The role of the interviewer is only to get the interviewee to elucidate her thoughts, not to give advice or argue for a different view. In natural conversation, there are many different questions that will pop up to this end. Usually, this process shows that we often use imprecise words, or that different people interpret identical words differently — this is especially true in a multidisciplinary context.

For the note-keeper, the important task in this round is to write down the specific definitions that the interviewee gives. After the critical analysis, it is important for a team to agree on definitions and operationalizations (something interdisciplinarians like to call common ground).

Round 2: How?

The second round of the critical dialogue method consists of so-called how-questions. These can be questions about how some connection between components on the causal map is supposed to work, or how it has been established that a specific relationship holds. That is, the round is about reasons and substantiation.
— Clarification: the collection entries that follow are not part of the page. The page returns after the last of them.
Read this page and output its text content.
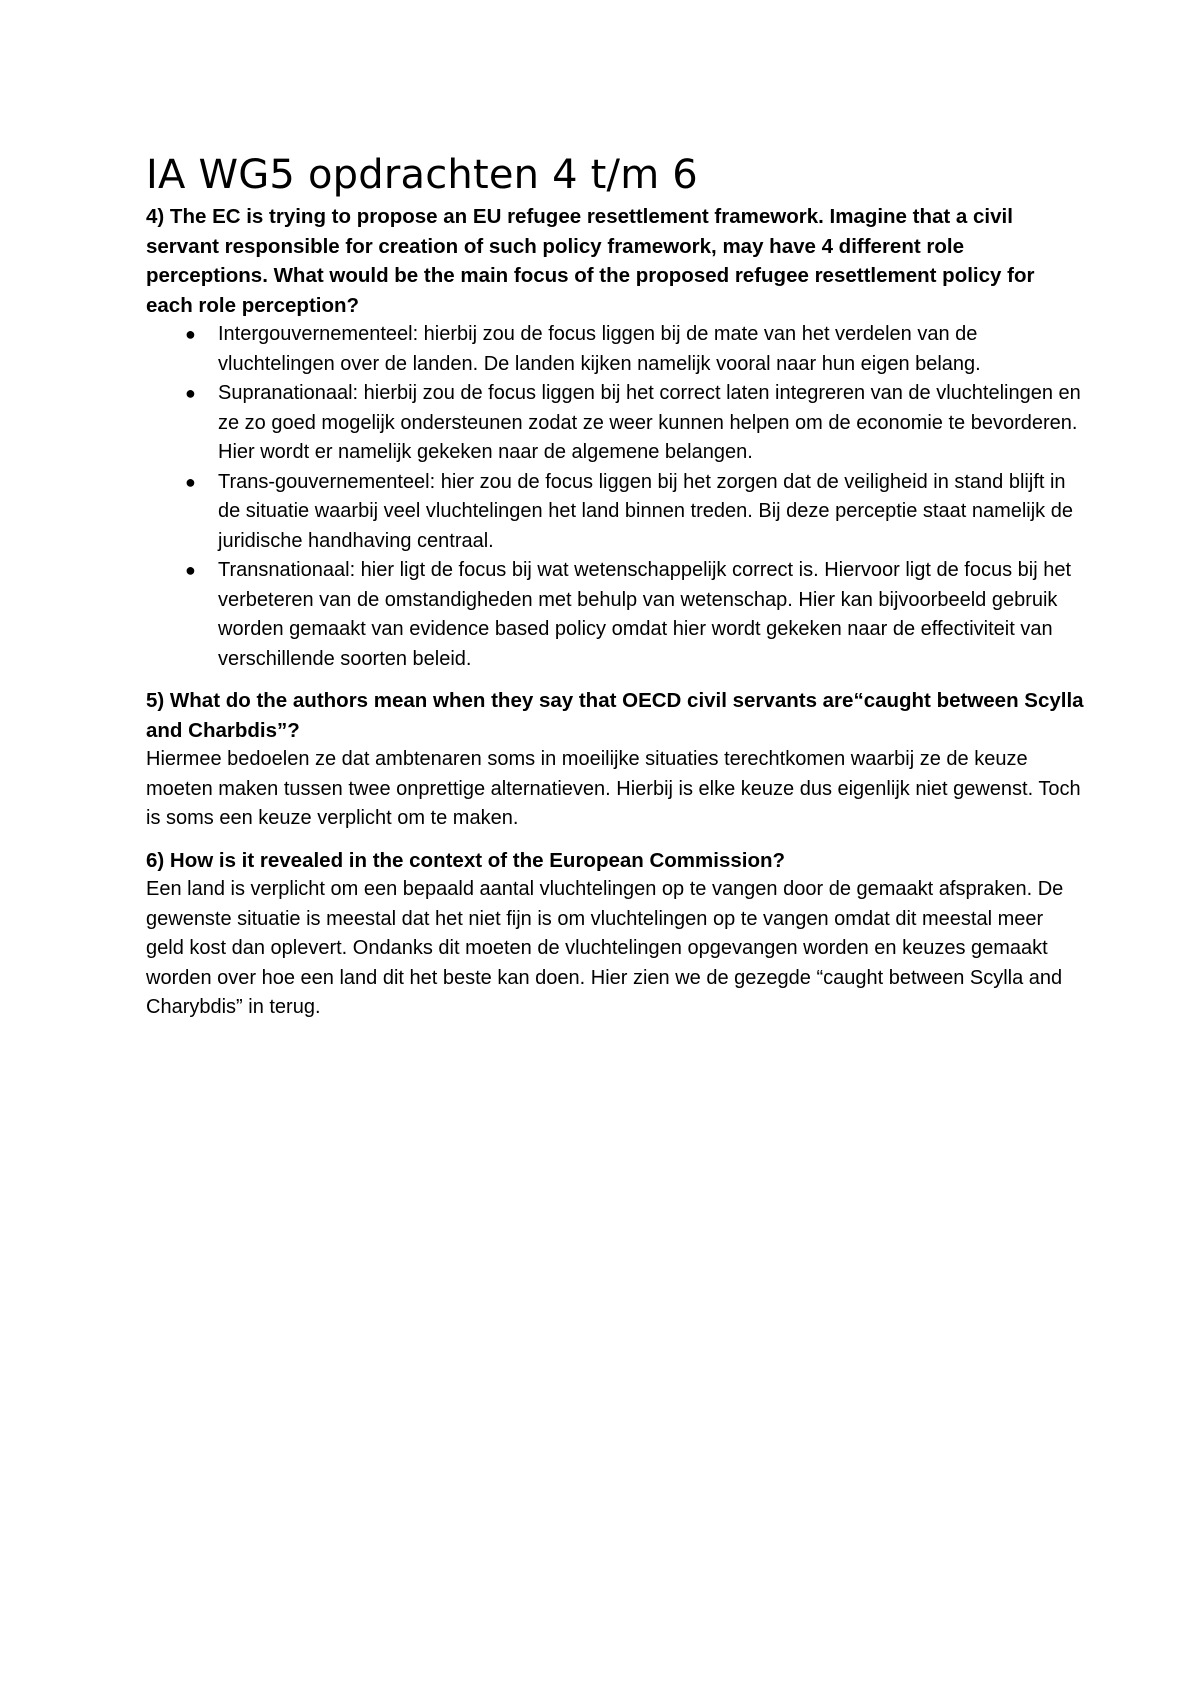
IA WG5 opdrachten 4 t/m 6

4) The EC is trying to propose an EU refugee resettlement framework. Imagine that a civil servant responsible for creation of such policy framework, may have 4 different role perceptions. What would be the main focus of the proposed refugee resettlement policy for each role perception?

● Intergouvernementeel: hierbij zou de focus liggen bij de mate van het verdelen van de vluchtelingen over de landen. De landen kijken namelijk vooral naar hun eigen belang.
● Supranationaal: hierbij zou de focus liggen bij het correct laten integreren van de vluchtelingen en ze zo goed mogelijk ondersteunen zodat ze weer kunnen helpen om de economie te bevorderen. Hier wordt er namelijk gekeken naar de algemene belangen.
● Trans-gouvernementeel: hier zou de focus liggen bij het zorgen dat de veiligheid in stand blijft in de situatie waarbij veel vluchtelingen het land binnen treden. Bij deze perceptie staat namelijk de juridische handhaving centraal.
● Transnationaal: hier ligt de focus bij wat wetenschappelijk correct is. Hiervoor ligt de focus bij het verbeteren van de omstandigheden met behulp van wetenschap. Hier kan bijvoorbeeld gebruik worden gemaakt van evidence based policy omdat hier wordt gekeken naar de effectiviteit van verschillende soorten beleid.

5) What do the authors mean when they say that OECD civil servants are“caught between Scylla and Charbdis”?

Hiermee bedoelen ze dat ambtenaren soms in moeilijke situaties terechtkomen waarbij ze de keuze moeten maken tussen twee onprettige alternatieven. Hierbij is elke keuze dus eigenlijk niet gewenst. Toch is soms een keuze verplicht om te maken.

6) How is it revealed in the context of the European Commission?

Een land is verplicht om een bepaald aantal vluchtelingen op te vangen door de gemaakt afspraken. De gewenste situatie is meestal dat het niet fijn is om vluchtelingen op te vangen omdat dit meestal meer geld kost dan oplevert. Ondanks dit moeten de vluchtelingen opgevangen worden en keuzes gemaakt worden over hoe een land dit het beste kan doen. Hier zien we de gezegde “caught between Scylla and Charybdis” in terug.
The interviewer should be digging for reasons, and think about which questions would help to find them. This process might cause the interviewee to realize assumptions they’re making or it might alter their confidence in the validity of their map. It’s important that the note-taker writes down such assumptions and deliberations!

Round 3: Really?

This round builds on the previous rounds and exists to check whether causal relationships in the map really hold and whether there could be alternative relations that should be considered. This round is basically a counter-measure against confirmation bias, as it explicitly asks the interviewee to think differently about the topic:

  • Is it really true that semantic memory improves if there is more plasticity in cortex? Could it turn out that this relation does not hold?
  • Are these really all the factors that are important? Are there potential biases in your thinking?
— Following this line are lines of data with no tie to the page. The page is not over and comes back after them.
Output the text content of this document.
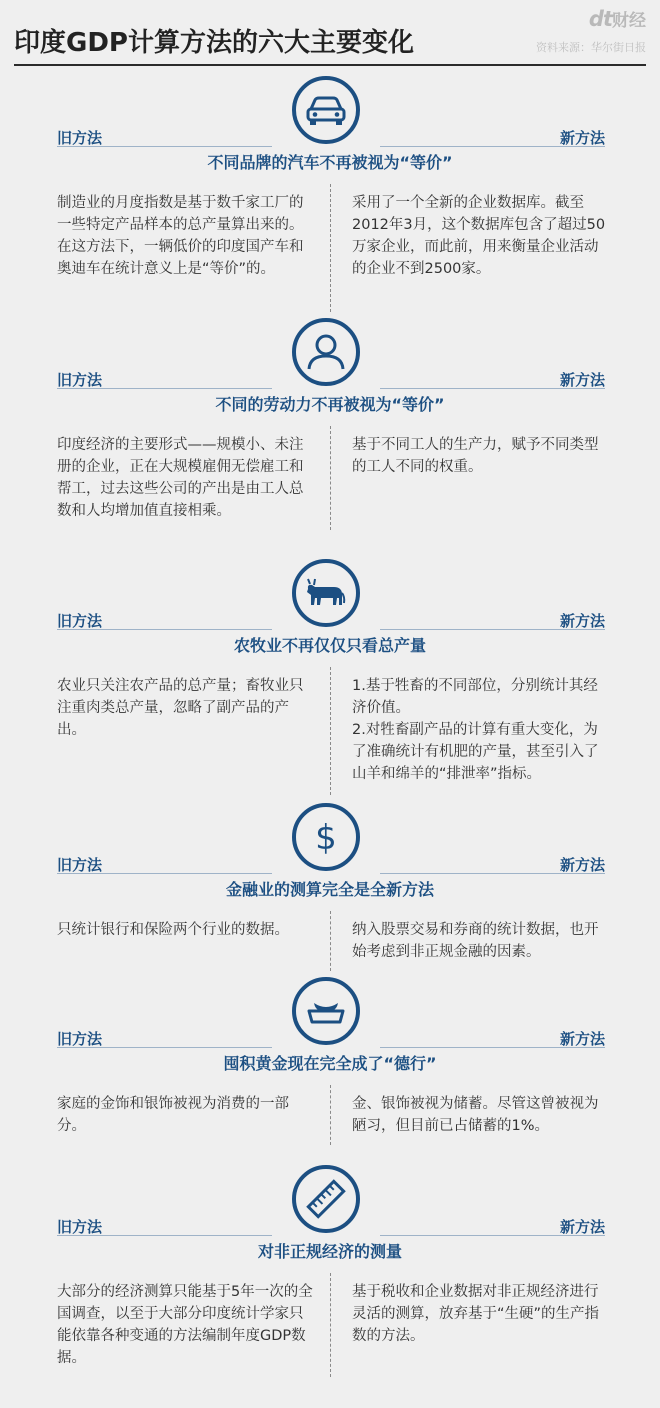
印度GDP计算方法的六大主要变化
dt财经
资料来源：华尔街日报
旧方法	新方法
不同品牌的汽车不再被视为“等价”
制造业的月度指数是基于数千家工厂的一些特定产品样本的总产量算出来的。在这方法下，一辆低价的印度国产车和奥迪车在统计意义上是“等价”的。
采用了一个全新的企业数据库。截至2012年3月，这个数据库包含了超过50万家企业，而此前，用来衡量企业活动的企业不到2500家。
旧方法	新方法
不同的劳动力不再被视为“等价”
印度经济的主要形式——规模小、未注册的企业，正在大规模雇佣无偿雇工和帮工，过去这些公司的产出是由工人总数和人均增加值直接相乘。
基于不同工人的生产力，赋予不同类型的工人不同的权重。
旧方法	新方法
农牧业不再仅仅只看总产量
农业只关注农产品的总产量；畜牧业只注重肉类总产量，忽略了副产品的产出。
1.基于牲畜的不同部位，分别统计其经济价值。
2.对牲畜副产品的计算有重大变化，为了准确统计有机肥的产量，甚至引入了山羊和绵羊的“排泄率”指标。
$
旧方法	新方法
金融业的测算完全是全新方法
只统计银行和保险两个行业的数据。	纳入股票交易和券商的统计数据，也开始考虑到非正规金融的因素。
旧方法	新方法
囤积黄金现在完全成了“德行”
家庭的金饰和银饰被视为消费的一部分。
金、银饰被视为储蓄。尽管这曾被视为陋习，但目前已占储蓄的1%。
旧方法	新方法
对非正规经济的测量
大部分的经济测算只能基于5年一次的全国调查，以至于大部分印度统计学家只能依靠各种变通的方法编制年度GDP数据。
基于税收和企业数据对非正规经济进行灵活的测算，放弃基于“生硬”的生产指数的方法。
Questions like these press the interviewee to think about alternatives. It might be that such thinking reinforces their beliefs, but it might also be that it adds nuances or new open questions to their understanding of the topic. Again, it’s important that the note-taker writes down all these considerations, as both interviewer and interviewee are bound to forget some details.

Using dialogues for analysing an interdisciplinary causal map

A multidisciplinary team could use this critical dialogues method to discuss their causal map with each other. This helps everyone in the team to get to a full understanding of the map, regardless of their expertise. In practice, it can be a bit tiring to go through the above process for each and every node and edge of the map. This is why it is good for an interviewer to just select those relations that they don’t fully grasp yet.
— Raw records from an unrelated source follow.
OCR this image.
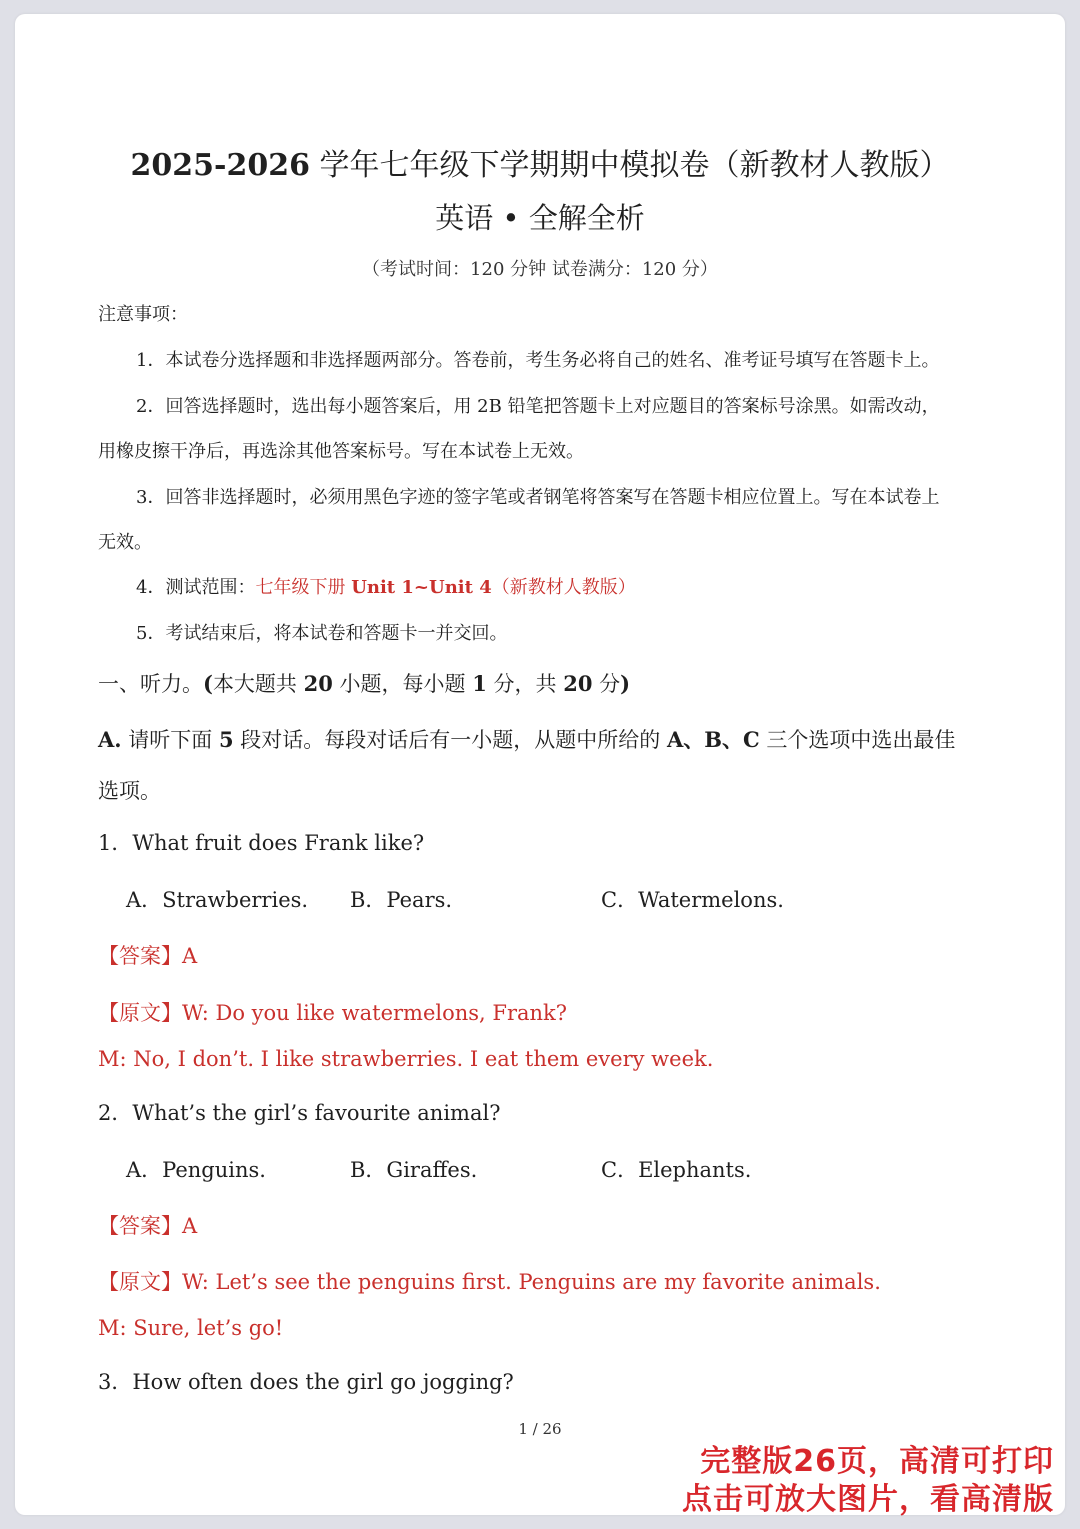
2025-2026 学年七年级下学期期中模拟卷（新教材人教版）
英语 • 全解全析
（考试时间：120 分钟 试卷满分：120 分）
注意事项：
1．本试卷分选择题和非选择题两部分。答卷前，考生务必将自己的姓名、准考证号填写在答题卡上。
2．回答选择题时，选出每小题答案后，用 2B 铅笔把答题卡上对应题目的答案标号涂黑。如需改动，
用橡皮擦干净后，再选涂其他答案标号。写在本试卷上无效。
3．回答非选择题时，必须用黑色字迹的签字笔或者钢笔将答案写在答题卡相应位置上。写在本试卷上
无效。
4．测试范围：七年级下册 Unit 1~Unit 4（新教材人教版）
5．考试结束后，将本试卷和答题卡一并交回。
一、听力。(本大题共 20 小题，每小题 1 分，共 20 分)
A. 请听下面 5 段对话。每段对话后有一小题，从题中所给的 A、B、C 三个选项中选出最佳
选项。
1．What fruit does Frank like?
A．Strawberries. B．Pears.	C．Watermelons.
【答案】A
【原文】W: Do you like watermelons, Frank?
M: No, I don’t. I like strawberries. I eat them every week.
2．What’s the girl’s favourite animal?
A．Penguins.	B．Giraffes.	C．Elephants.
【答案】A
【原文】W: Let’s see the penguins first. Penguins are my favorite animals.
M: Sure, let’s go!
3．How often does the girl go jogging?
1 / 26
完整版26页，高清可打印
点击可放大图片，看高清版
To avoid groupthink, it can also be useful to get an outside view. By bringing in someone else to play the role of interviewer (e.g. a fellow student or a supervisor), the odds of a fresh perspective are higher. Note that for interdisciplinary maps, questioning causal relations that exist at the interface of disciplinary submaps can be especially fruitful.

Once the team has gone through the critical dialogue process, it will be left with notes about the assumptions they’ve been making, possible alternative explanations or even gaps that remain. It is up to them to decide what to do with those. The notes might prompt additional exploration of the literature, might help formulate a research question or they might just be ingredients for the discussion section in a report. Whatever the outcome, the critical dialogue method is geared towards thinking about what is known.

When to use critical conversations

A teacher in interdisciplinary skills can use critical conversation at different stages of a project. It can be useful to do it after an exploratory phase, so that students can focus on a specific, controversial portion of their causal map. It can also be done at the tail end of a project, helping students to develop a critical discussion section for their final report. As long as the students are at the stage where they are equipped to have a meaningful talk about the topic, the critical dialogue method can be of use.